Ein Forscherteam der deutschen Martin-Luther-Universität Halle-Wittenberg hat einen großen Fortschritt in der Solartechnologie vorgestellt und eine Möglichkeit aufgezeigt, die von bestimmten Materialien erzeugte Strommenge erheblich zu steigern. Ihr Ansatz besteht darin, ultradünne Schichten verschiedener Kristalle in einer präzisen Reihenfolge zu stapeln, um einen Solarabsorber zu schaffen, der weitaus leistungsfähiger ist als herkömmliche Materialien.

Im Mittelpunkt der in Science Advances veröffentlichten Entdeckung steht Bariumtitanat (BaTiO₃), ein Material, das für seine Fähigkeit bekannt ist, Licht in Elektrizität umzuwandeln, obwohl es allein nicht sehr effizient ist.

Wissenschaftler fanden heraus, dass sie durch die Einbettung dünner Bariumtitanatschichten zwischen zwei anderen Materialien, Strontiumtitanat und Kalziumtitanat, eine Struktur schaffen konnten, die mehr Strom erzeugte als Bariumtitanat allein, selbst wenn weniger Bariumtitanat verwendet wurde.

Diese Verbesserung ist bemerkenswert. Diese Schichtstruktur erzeugt bis zu 1.000-mal mehr Strom als die gleiche Menge Bariumtitanat allein. Die Forscher konnten diesen Effekt auch feinabstimmen, indem sie die Dicke jeder Schicht anpassten und so die Leistung des Systems steuerten.

„Wichtig ist hier, dass ferroelektrische Materialien austauschbar mit paraelektrischen Materialien verwendet werden“, sagte Dr. Akash Bhatnagar, der die Forschung leitete, gegenüber Bright News. Er stellte fest, dass paraelektrische Materialien zwar nicht auf natürliche Weise Ladungen trennen, sich aber unter besonderen Bedingungen, etwa bei niedrigen Temperaturen oder bei geringfügigen Strukturänderungen, wie Ferroelektrika verhalten können.

Bariumtitanat kann Licht in Elektrizität umwandeln, obwohl es allein nicht sehr effizient ist.

Die Wissenschaft hinter diesem Leistungssprung liegt in der Interaktion zwischen den Schichten. Wenn diese Materialien gestapelt werden, ändert sich ihre Fähigkeit, Licht zu absorbieren und die Ladung zu verwalten. Der Schichtaufbau verbessert die Absorption des Sonnenlichts und fördert die Erzeugung frei beweglicher Ladungen, die für die Stromerzeugung entscheidend sind.

    „Wechselwirkungen zwischen den Gitterschichten scheinen zu einer höheren Dielektrizitätskonstante zu führen – mit anderen Worten, Elektronen können aufgrund der Anregung durch sichtbare Photonen leichter fließen“, sagte Bhatnagar.

    Um das neue Material herzustellen, verdampfte das Team die Kristalle mit Hochleistungslasern und lagerte sie dann wieder in nur 200 Nanometer dicken Schichten ab. Letztendlich bauten sie eine Struktur aus 500 gestapelten Schichten auf.

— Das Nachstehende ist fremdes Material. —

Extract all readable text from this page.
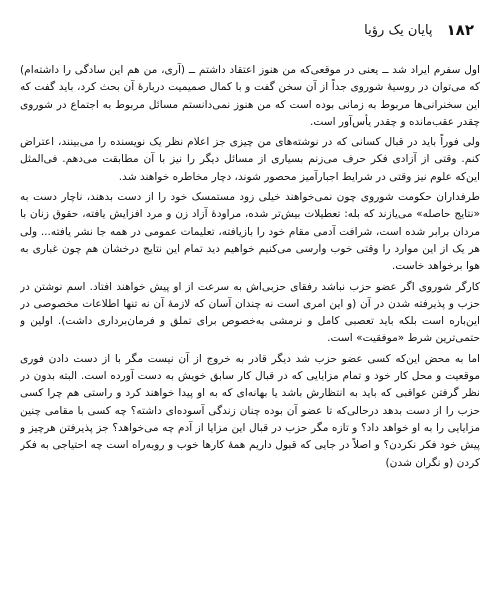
۱۸۲
پایان یک رؤیا

اول سفرم ایراد شد ــ یعنی در موقعی‌که من هنوز اعتقاد داشتم ــ (آری، من هم این سادگی را داشته‌ام) که می‌توان در روسیهٔ شوروی جداً از آن سخن گفت و با کمال صمیمیت دربارهٔ آن بحث کرد، باید گفت که این سخنرانی‌ها مربوط به زمانی بوده است که من هنوز نمی‌دانستم مسائل مربوط به اجتماع در شوروی چقدر عقب‌مانده و چقدر یأس‌آور است.

ولی فوراً باید در قبال کسانی که در نوشته‌های من چیزی جز اعلام نظر یک نویسنده را می‌بینند، اعتراض کنم. وقتی از آزادی فکر حرف می‌زنم بسیاری از مسائل دیگر را نیز با آن مطابقت می‌دهم. فی‌المثل این‌که علوم نیز وقتی در شرایط اجبارآمیز محصور شوند، دچار مخاطره خواهند شد.

طرفداران حکومت شوروی چون نمی‌خواهند خیلی زود مستمسک خود را از دست بدهند، ناچار دست به «نتایج حاصله» می‌یازند که بله: تعطیلات بیش‌تر شده، مراودهٔ آزاد زن و مرد افزایش یافته، حقوق زنان با مردان برابر شده است، شرافت آدمی مقام خود را بازیافته، تعلیمات عمومی در همه جا نشر یافته... ولی هر یک از این موارد را وقتی خوب وارسی می‌کنیم خواهیم دید تمام این نتایج درخشان هم چون غباری به هوا برخواهد خاست.

کارگر شوروی اگر عضو حزب نباشد رفقای حزبی‌اش به سرعت از او پیش خواهند افتاد. اسم نوشتن در حزب و پذیرفته شدن در آن (و این امری است نه چندان آسان که لازمهٔ آن نه تنها اطلاعات مخصوصی در این‌باره است بلکه باید تعصبی کامل و نرمشی به‌خصوص برای تملق و فرمان‌برداری داشت). اولین و حتمی‌ترین شرط «موفقیت» است.

اما به محض این‌که کسی عضو حزب شد دیگر قادر به خروج از آن نیست مگر با از دست دادن فوری موقعیت و محل کار خود و تمام مزایایی که در قبال کار سابق خویش به دست آورده است. البته بدون در نظر گرفتن عواقبی که باید به انتظارش باشد یا بهانه‌ای که به او پیدا خواهند کرد و راستی هم چرا کسی حزب را از دست بدهد درحالی‌که تا عضو آن بوده چنان زندگی آسوده‌ای داشته؟ چه کسی با مقامی چنین مزایایی را به او خواهد داد؟ و تازه مگر حزب در قبال این مزایا از آدم چه می‌خواهد؟ جز پذیرفتن هرچیز و پیش خود فکر نکردن؟ و اصلاً در جایی که قبول داریم همهٔ کارها خوب و روبه‌راه است چه احتیاجی به فکر کردن (و نگران شدن)
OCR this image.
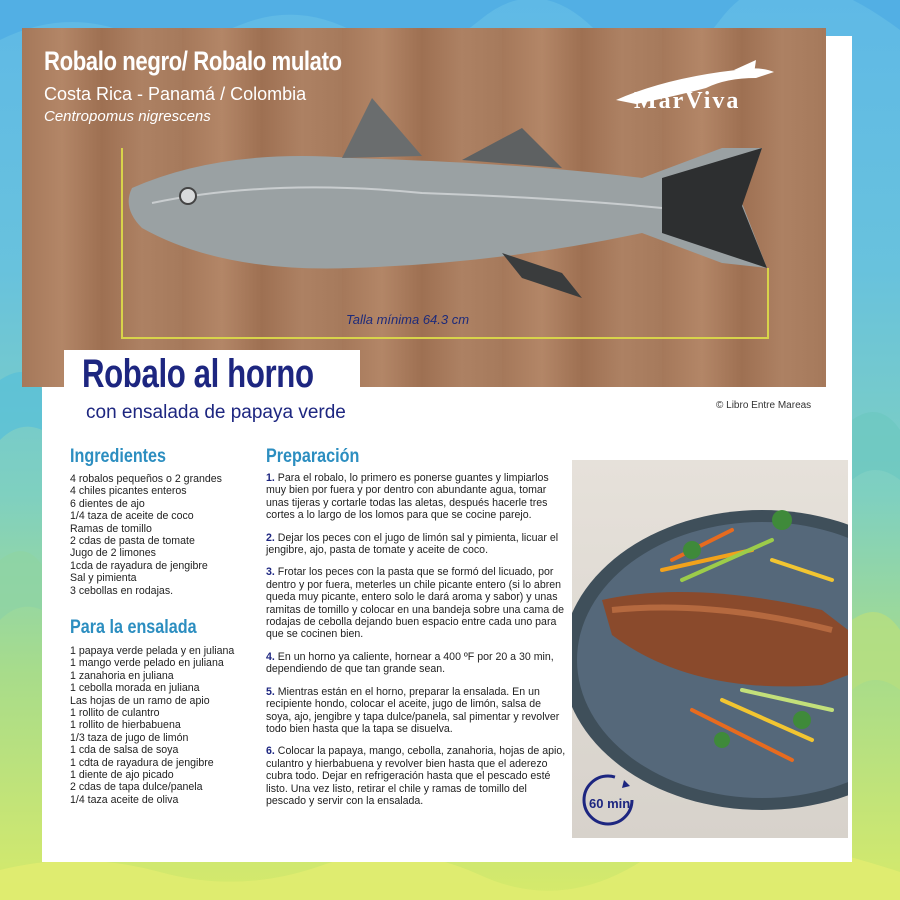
Robalo negro/ Robalo mulato
Costa Rica - Panamá / Colombia
Centropomus nigrescens
MarViva
Talla mínima 64.3 cm
Robalo al horno
con ensalada de papaya verde	© Libro Entre Mareas
Ingredientes
4 robalos pequeños o 2 grandes
4 chiles picantes enteros
6 dientes de ajo
1/4 taza de aceite de coco
Ramas de tomillo
2 cdas de pasta de tomate
Jugo de 2 limones
1cda de rayadura de jengibre
Sal y pimienta
3 cebollas en rodajas.
Para la ensalada
1 papaya verde pelada y en juliana
1 mango verde pelado en juliana
1 zanahoria en juliana
1 cebolla morada en juliana
Las hojas de un ramo de apio
1 rollito de culantro
1 rollito de hierbabuena
1/3 taza de jugo de limón
1 cda de salsa de soya
1 cdta de rayadura de jengibre
1 diente de ajo picado
2 cdas de tapa dulce/panela
1/4 taza aceite de oliva
Preparación

1. Para el robalo, lo primero es ponerse guantes y limpiarlos muy bien por fuera y por dentro con abundante agua, tomar unas tijeras y cortarle todas las aletas, después hacerle tres cortes a lo largo de los lomos para que se cocine parejo.

2. Dejar los peces con el jugo de limón sal y pimienta, licuar el jengibre, ajo, pasta de tomate y aceite de coco.

3. Frotar los peces con la pasta que se formó del licuado, por dentro y por fuera, meterles un chile picante entero (si lo abren queda muy picante, entero solo le dará aroma y sabor) y unas ramitas de tomillo y colocar en una bandeja sobre una cama de rodajas de cebolla dejando buen espacio entre cada uno para que se cocinen bien.

4. En un horno ya caliente, hornear a 400 ºF por 20 a 30 min, dependiendo de que tan grande sean.

5. Mientras están en el horno, preparar la ensalada. En un recipiente hondo, colocar el aceite, jugo de limón, salsa de soya, ajo, jengibre y tapa dulce/panela, sal pimentar y revolver todo bien hasta que la tapa se disuelva.

6. Colocar la papaya, mango, cebolla, zanahoria, hojas de apio, culantro y hierbabuena y revolver bien hasta que el aderezo cubra todo. Dejar en refrigeración hasta que el pescado esté listo. Una vez listo, retirar el chile y ramas de tomillo del pescado y servir con la ensalada.	60 min
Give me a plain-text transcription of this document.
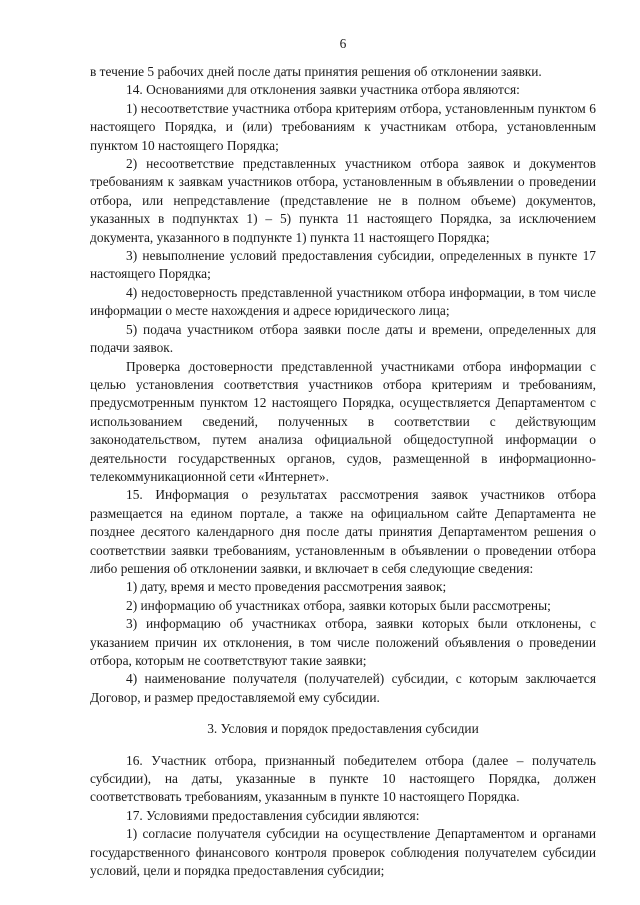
6

в течение 5 рабочих дней после даты принятия решения об отклонении заявки.

14. Основаниями для отклонения заявки участника отбора являются:

1) несоответствие участника отбора критериям отбора, установленным пунктом 6 настоящего Порядка, и (или) требованиям к участникам отбора, установленным пунктом 10 настоящего Порядка;

2) несоответствие представленных участником отбора заявок и документов требованиям к заявкам участников отбора, установленным в объявлении о проведении отбора, или непредставление (представление не в полном объеме) документов, указанных в подпунктах 1) – 5) пункта 11 настоящего Порядка, за исключением документа, указанного в подпункте 1) пункта 11 настоящего Порядка;

3) невыполнение условий предоставления субсидии, определенных в пункте 17 настоящего Порядка;

4) недостоверность представленной участником отбора информации, в том числе информации о месте нахождения и адресе юридического лица;

5) подача участником отбора заявки после даты и времени, определенных для подачи заявок.

Проверка достоверности представленной участниками отбора информации с целью установления соответствия участников отбора критериям и требованиям, предусмотренным пунктом 12 настоящего Порядка, осуществляется Департаментом с использованием сведений, полученных в соответствии с действующим законодательством, путем анализа официальной общедоступной информации о деятельности государственных органов, судов, размещенной в информационно-телекоммуникационной сети «Интернет».

15. Информация о результатах рассмотрения заявок участников отбора размещается на едином портале, а также на официальном сайте Департамента не позднее десятого календарного дня после даты принятия Департаментом решения о соответствии заявки требованиям, установленным в объявлении о проведении отбора либо решения об отклонении заявки, и включает в себя следующие сведения:

1) дату, время и место проведения рассмотрения заявок;

2) информацию об участниках отбора, заявки которых были рассмотрены;

3) информацию об участниках отбора, заявки которых были отклонены, с указанием причин их отклонения, в том числе положений объявления о проведении отбора, которым не соответствуют такие заявки;

4) наименование получателя (получателей) субсидии, с которым заключается Договор, и размер предоставляемой ему субсидии.

3. Условия и порядок предоставления субсидии

16. Участник отбора, признанный победителем отбора (далее – получатель субсидии), на даты, указанные в пункте 10 настоящего Порядка, должен соответствовать требованиям, указанным в пункте 10 настоящего Порядка.

17. Условиями предоставления субсидии являются:

1) согласие получателя субсидии на осуществление Департаментом и органами государственного финансового контроля проверок соблюдения получателем субсидии условий, цели и порядка предоставления субсидии;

    Bei Tests unter Laserbestrahlung erzeugte dieses „Kristallsandwich“ einen 1.000-mal stärkeren elektrischen Strom als reines Bariumtitanat gleicher Dicke, obwohl es zwei Drittel weniger Photovoltaikkomponenten enthielt. Der Effekt erwies sich als sehr stabil und blieb über sechs Monate nahezu konstant.

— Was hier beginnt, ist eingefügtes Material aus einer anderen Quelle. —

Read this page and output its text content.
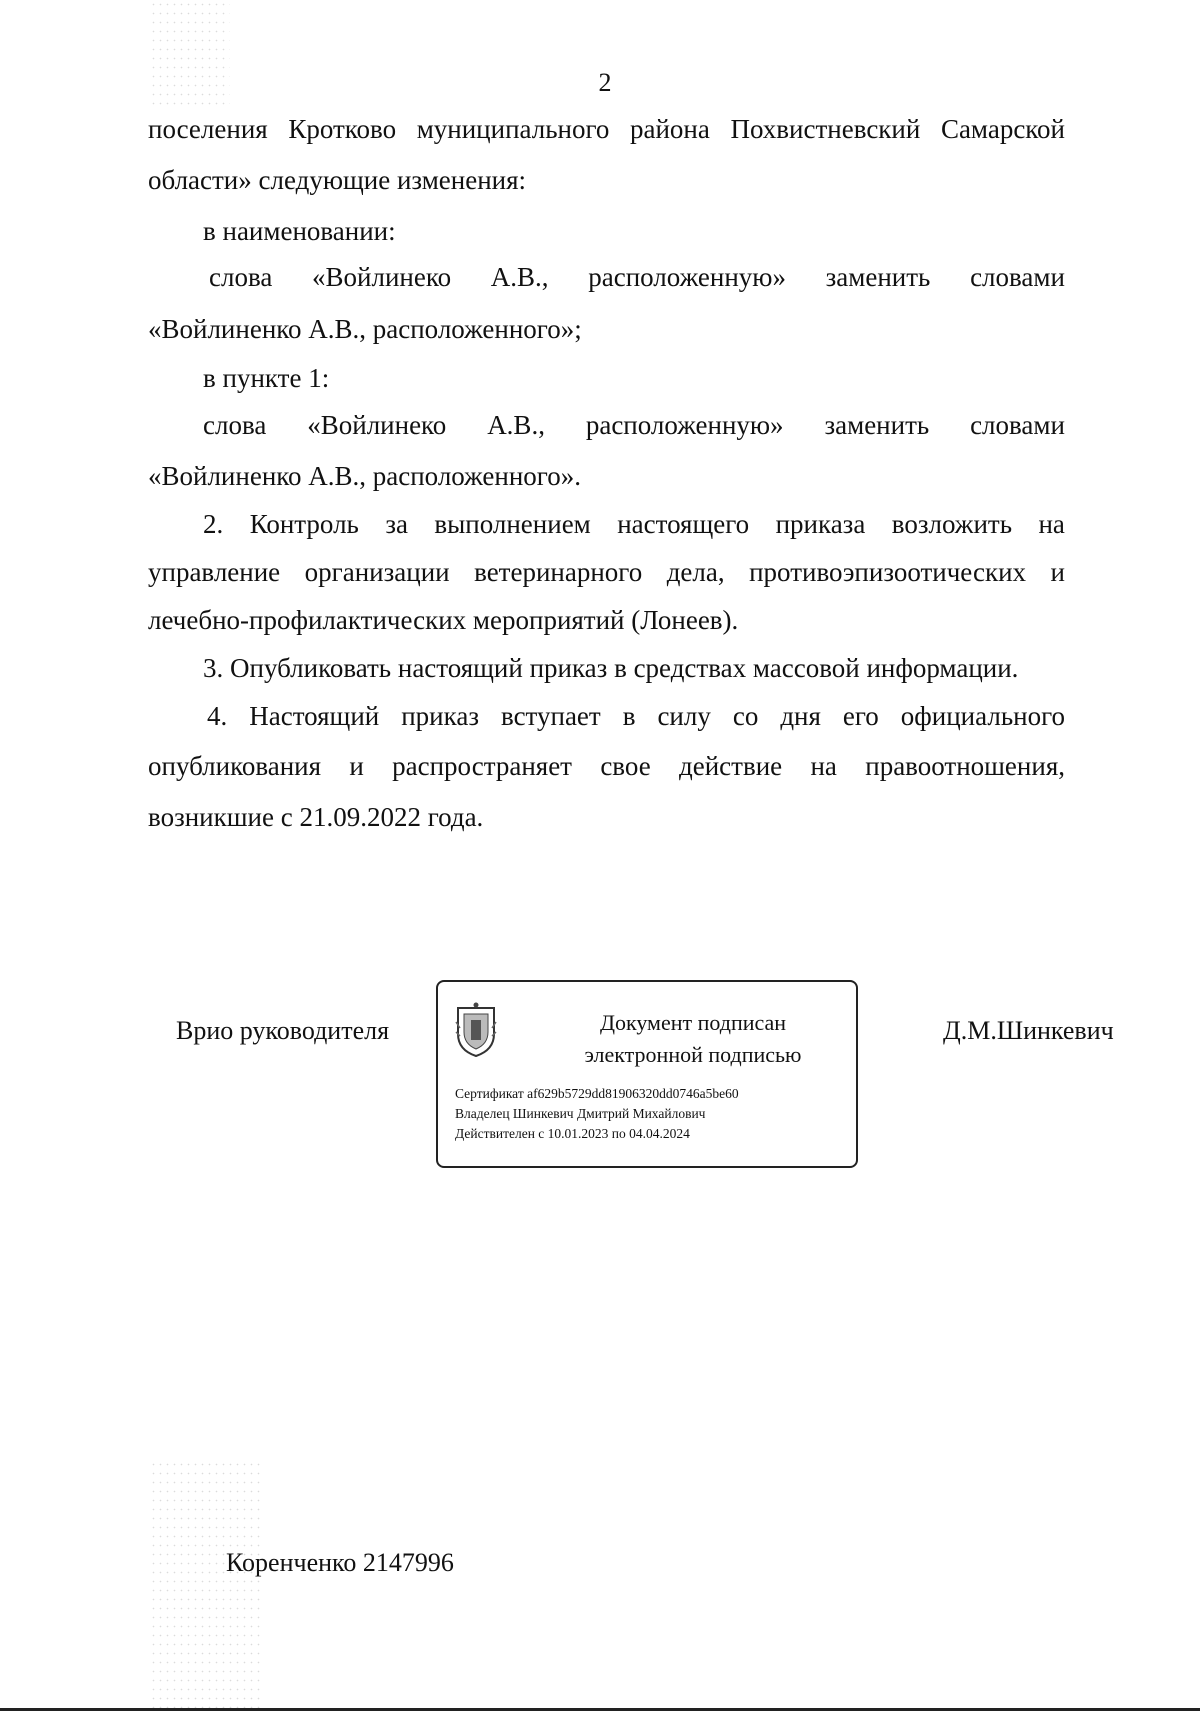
2
поселения Кротково муниципального района Похвистневский Самарской
области» следующие изменения:
в наименовании:
слова «Войлинеко А.В., расположенную» заменить словами
«Войлиненко А.В., расположенного»;
в пункте 1:
слова «Войлинеко А.В., расположенную» заменить словами
«Войлиненко А.В., расположенного».
2. Контроль за выполнением настоящего приказа возложить на
управление организации ветеринарного дела, противоэпизоотических и
лечебно-профилактических мероприятий (Лонеев).
3. Опубликовать настоящий приказ в средствах массовой информации.
4. Настоящий приказ вступает в силу со дня его официального
опубликования и распространяет свое действие на правоотношения,
возникшие с 21.09.2022 года.
Врио руководителя	Документ подписан
электронной подписью
Сертификат af629b5729dd81906320dd0746a5be60
Владелец Шинкевич Дмитрий Михайлович
Действителен с 10.01.2023 по 04.04.2024
Д.М.Шинкевич
Коренченко 2147996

    Diese Technologie hat weitreichende Auswirkungen auf die Solarenergie. Mit dieser Technologie hergestellte Solarmodule sind effizienter und nehmen weniger Platz ein als aktuelle Solarzellen auf Siliziumbasis, was besonders in städtischen Umgebungen mit begrenztem Platzangebot attraktiv ist. Da außerdem keine spezielle Verpackung erforderlich ist, ist das Material einfacher herzustellen und langlebiger.

    Während weitere Forschung erforderlich ist, um die Mechanismen dahinter vollständig zu verstehen, verheißen die Ergebnisse Gutes für die Zukunft von Solarmodulen und Lichtenergiegeräten. Durch die geschickte Schichtung verschiedener Materialien haben Wissenschaftler die Tür für eine effizientere Nutzung von Lichtenergie zur Stromerzeugung geöffnet und möglicherweise die Art und Weise, wie wir Sonnenenergie nutzen, revolutioniert.